Meet Karin Amundsen
Karin Amundsen is the 2019-2021 OI-NEH Postdoctoral Fellow.
I am a historian of early modern Britain and the Atlantic World focusing on the influence of alchemy and metallurgy in the development of English colonization. I completed my Ph.D. at the University of Southern California with support from the Institute of Historical Research, the USC-Huntington Early Modern Studies Institute, and the Omohundro Institute-Jamestown Rediscovery Center.

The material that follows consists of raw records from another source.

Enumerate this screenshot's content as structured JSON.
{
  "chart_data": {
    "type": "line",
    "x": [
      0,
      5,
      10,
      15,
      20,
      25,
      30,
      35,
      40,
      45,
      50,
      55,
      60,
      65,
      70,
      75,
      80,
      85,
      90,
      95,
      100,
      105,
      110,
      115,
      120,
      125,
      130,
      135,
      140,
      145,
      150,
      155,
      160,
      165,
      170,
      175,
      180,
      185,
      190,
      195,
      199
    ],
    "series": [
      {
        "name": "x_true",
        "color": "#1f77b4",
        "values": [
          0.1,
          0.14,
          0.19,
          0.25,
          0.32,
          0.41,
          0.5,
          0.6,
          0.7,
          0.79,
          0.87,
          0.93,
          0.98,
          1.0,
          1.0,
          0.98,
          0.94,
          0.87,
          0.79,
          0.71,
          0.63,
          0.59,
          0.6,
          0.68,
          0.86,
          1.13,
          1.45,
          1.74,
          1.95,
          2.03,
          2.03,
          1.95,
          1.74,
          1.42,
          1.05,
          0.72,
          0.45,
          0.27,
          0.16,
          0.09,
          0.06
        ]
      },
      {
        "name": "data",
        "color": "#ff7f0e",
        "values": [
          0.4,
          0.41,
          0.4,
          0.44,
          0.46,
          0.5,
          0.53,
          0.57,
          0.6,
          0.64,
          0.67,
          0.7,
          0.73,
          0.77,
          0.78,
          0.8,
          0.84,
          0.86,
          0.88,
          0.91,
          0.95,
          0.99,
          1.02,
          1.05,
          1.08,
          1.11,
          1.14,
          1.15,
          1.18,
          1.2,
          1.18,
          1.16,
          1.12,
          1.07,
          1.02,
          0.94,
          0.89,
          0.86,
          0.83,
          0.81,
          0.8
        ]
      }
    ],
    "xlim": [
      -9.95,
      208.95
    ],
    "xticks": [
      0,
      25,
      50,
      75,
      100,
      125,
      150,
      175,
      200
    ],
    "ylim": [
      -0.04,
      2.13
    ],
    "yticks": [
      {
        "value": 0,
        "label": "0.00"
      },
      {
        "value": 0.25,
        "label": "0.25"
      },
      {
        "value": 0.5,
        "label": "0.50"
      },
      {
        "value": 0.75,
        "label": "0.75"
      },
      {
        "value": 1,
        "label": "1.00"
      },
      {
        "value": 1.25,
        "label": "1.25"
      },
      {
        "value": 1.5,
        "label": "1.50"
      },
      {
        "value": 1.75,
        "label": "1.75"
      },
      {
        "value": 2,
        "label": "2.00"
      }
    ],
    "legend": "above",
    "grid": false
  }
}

My book manuscript examines the key role alchemy and metallurgy played in stimulating and defining English colonization in the Americas during the century between Martin Frobisher’s arctic voyages and King Philip’s War. Sustained interest in establishing English colonies in the Americas emerged from an efflorescence of projects in the Tudor period that brought new technologies and expertise to England and generated capital for large-scale enterprises. In particular, advances in navigation and metallurgy gave English projectors confidence that they could master nature via transoceanic navigation and the exploitation of American mines, as the Spanish were doing. Colonial projectors looked to New World mines to address a perceived crisis in political and religious authority, as well as social and economic volatility: enhancing the Crown’s supply of gold and silver bullion, they said, would reduce royal debts, enlarge the circulating currency, and provide for the kingdom’s defense, thus shoring up royal authority; finding base metals like copper, iron, and calamine would supplement domestic industries, reduce competition over woodlands and waterways, and provide employment for the idle masses. As mining was a long-term, capital-intensive enterprise, early on colonial projectors realized that they would need to transplant a cross-section of English society to provide necessary infrastructure and ongoing capital for their mining operations to be successful. In other words, mining in the Americas went hand-in-hand with settler plantations. To attract investors and adventurers, projectors turned to alchemical philosophy to rationalize colonization as a public good and to grant England’s conquest of indigenous peoples an eschatological significance. Far from being considered a form of plunder, the search for American mines was understood as an integral part of England’s economic and moral reformation.
During my OI-NEH fellowship, I will be researching and writing the final chapter of my manuscript about the New England ironworks at Braintree/Saugus. Research for this chapter will include visits to the Massachusetts Historical Society, the National Archives, Kew, and Cambridge University.